The W3C system team has developped an important number of tools to help people editing the Web site. There are called the ,tools (pronounced comma tools). At the end of any URLs on the server, you can add a comma and hit the enter key, you will get a page with a number of tools like
Let's say, One wants to create a very simple template where the user will be able to enter the title of the document and the name of the author. An HTML authoring tool is the only thing, the template editor will need. A few %%variable%%
parameters at the appropriate places in the document are enough to define the template, which is saved in a /Templates/
directory.
<!DOCTYPE html PUBLIC "-//W3C//DTD XHTML 1.0 Strict//EN" "http://www.w3.org/TR/xhtml1/DTD/xhtml1-strict.dtd"> <html xmlns="http://www.w3.org/1999/xhtml" xml:lang="en" lang="en"> <head> <meta http-equiv="content-type" content="text/html; charset=utf-8" /> <title>%%Document_Title%% - QA @ W3C</title> <meta name="DC.Creator" content="%%Author%%" /> <body> <h1>%%Document_Title%%</h1> <address>Author: %%Author%%</address> </body> </html>
Each time someone will put ,new at the end of an URI, he/she will have the possibility to choose a template and finally edit the forms for the value of Author and Document_Title, in this case, and save the document which is now ready to be filled with content.

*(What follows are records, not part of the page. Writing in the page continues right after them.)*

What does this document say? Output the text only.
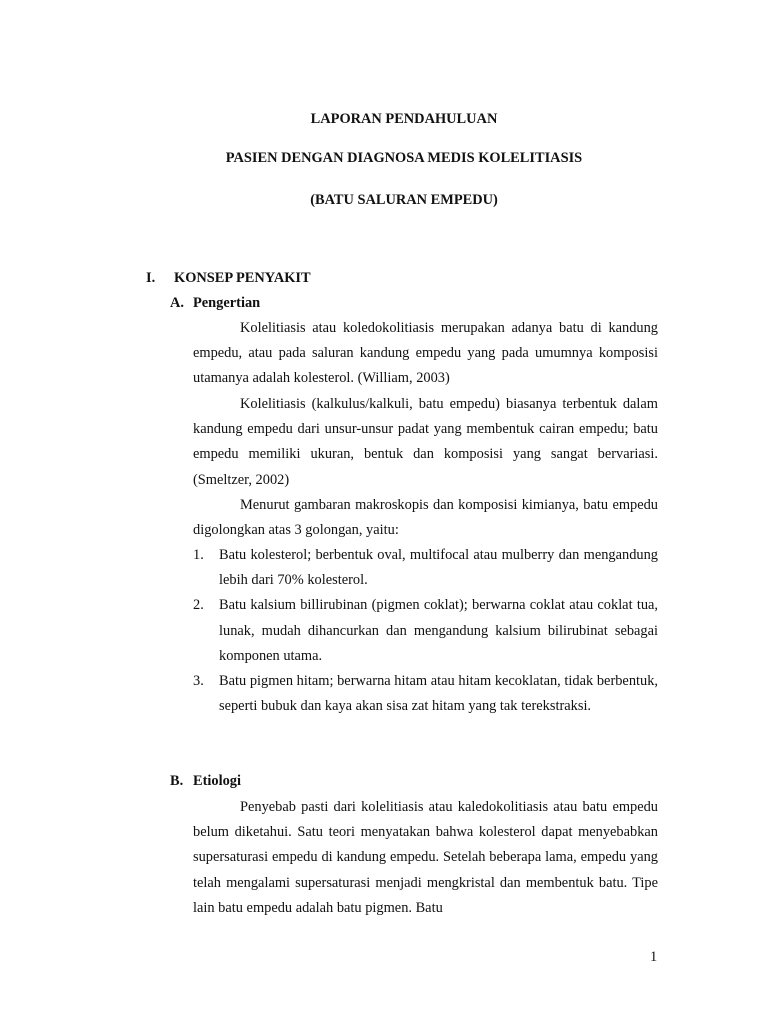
LAPORAN PENDAHULUAN
PASIEN DENGAN DIAGNOSA MEDIS KOLELITIASIS
(BATU SALURAN EMPEDU)
I. KONSEP PENYAKIT
A. Pengertian

Kolelitiasis atau koledokolitiasis merupakan adanya batu di kandung empedu, atau pada saluran kandung empedu yang pada umumnya komposisi utamanya adalah kolesterol. (William, 2003)

Kolelitiasis (kalkulus/kalkuli, batu empedu) biasanya terbentuk dalam kandung empedu dari unsur-unsur padat yang membentuk cairan empedu; batu empedu memiliki ukuran, bentuk dan komposisi yang sangat bervariasi. (Smeltzer, 2002)

Menurut gambaran makroskopis dan komposisi kimianya, batu empedu digolongkan atas 3 golongan, yaitu:

1.	Batu kolesterol; berbentuk oval, multifocal atau mulberry dan mengandung lebih dari 70% kolesterol.
2.	Batu kalsium billirubinan (pigmen coklat); berwarna coklat atau coklat tua, lunak, mudah dihancurkan dan mengandung kalsium bilirubinat sebagai komponen utama.
3.	Batu pigmen hitam; berwarna hitam atau hitam kecoklatan, tidak berbentuk, seperti bubuk dan kaya akan sisa zat hitam yang tak terekstraksi.
B. Etiologi

Penyebab pasti dari kolelitiasis atau kaledokolitiasis atau batu empedu belum diketahui. Satu teori menyatakan bahwa kolesterol dapat menyebabkan supersaturasi empedu di kandung empedu. Setelah beberapa lama, empedu yang telah mengalami supersaturasi menjadi mengkristal dan membentuk batu. Tipe lain batu empedu adalah batu pigmen. Batu

1
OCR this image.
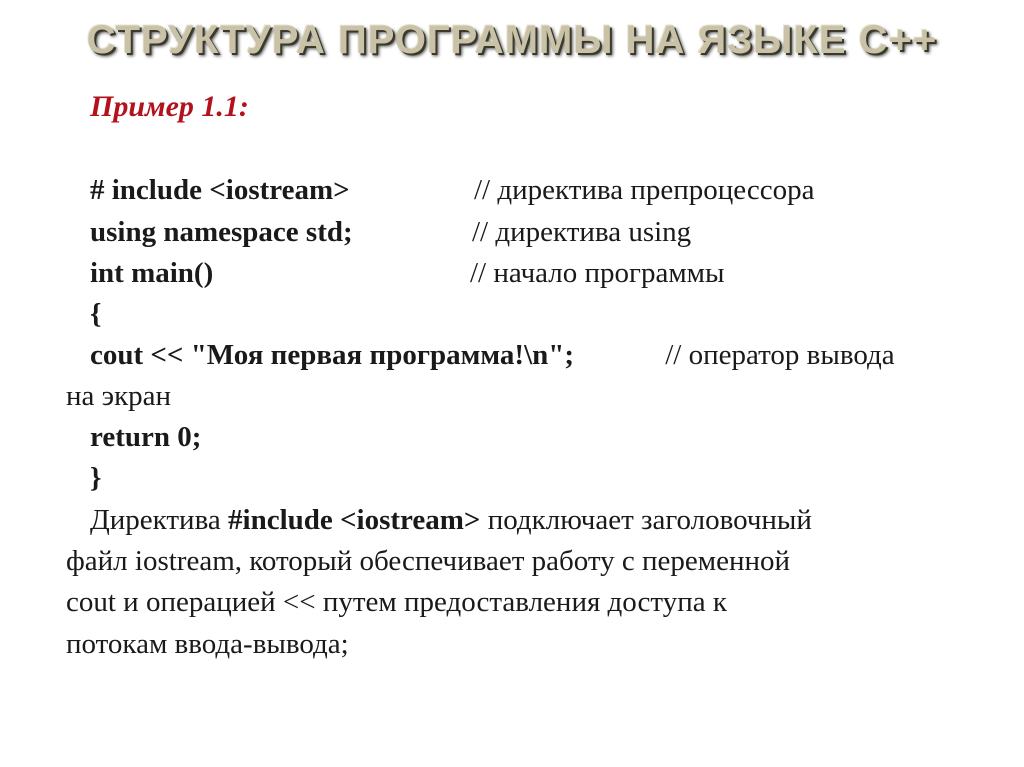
СТРУКТУРА ПРОГРАММЫ НА ЯЗЫКЕ С++

Пример 1.1:

# include <iostream>	// директива препроцессора
using namespace std;	// директива using
int main()	// начало программы
{
cout << "Моя первая программа!\n";	// оператор вывода
на экран
return 0;
}
Директива #include <iostream> подключает заголовочный
файл iostream, который обеспечивает работу с переменной
cout и операцией << путем предоставления доступа к
потокам ввода-вывода;
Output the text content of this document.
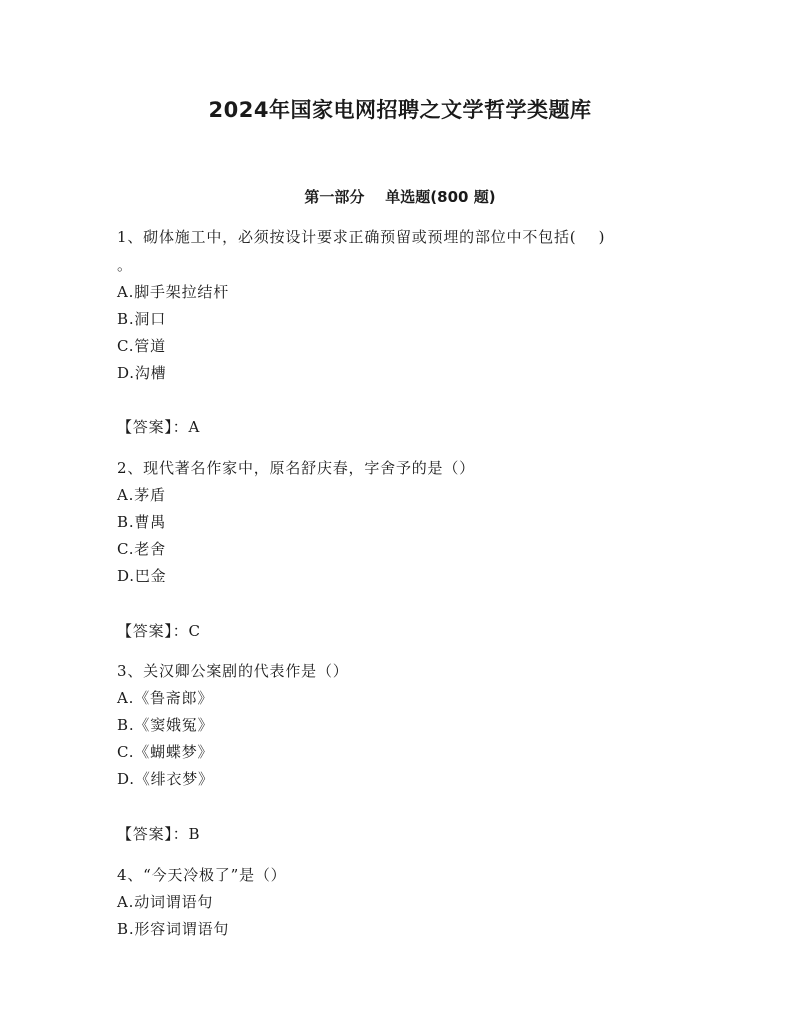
2024年国家电网招聘之文学哲学类题库
第一部分    单选题(800 题)
1、砌体施工中，必须按设计要求正确预留或预埋的部位中不包括(    )
。
A.脚手架拉结杆
B.洞口
C.管道
D.沟槽
【答案】：A
2、现代著名作家中，原名舒庆春，字舍予的是（）
A.茅盾
B.曹禺
C.老舍
D.巴金
【答案】：C
3、关汉卿公案剧的代表作是（）
A.《鲁斋郎》
B.《窦娥冤》
C.《蝴蝶梦》
D.《绯衣梦》
【答案】：B
4、“今天冷极了”是（）
A.动词谓语句
B.形容词谓语句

Caveat: Do not help once the page has been already written, though there is a possibility to define a system where you could watch URIs and apply transformation to this URI when the content has been modified. It's a project to explore and use the full notion of URI being just a pointer to a ressource.
As we have seen most of the content at W3C Web site is composed of static Web pages. But This information is structured with elements and class attributes in XHTML files, as you would structure content in a database. XHTML files are XML files and so can be manipulated by XSLT and XPath for example.
This article is the companion guide of a Talk given at the WWW 2004 Conference in New-York on May 19, 2004.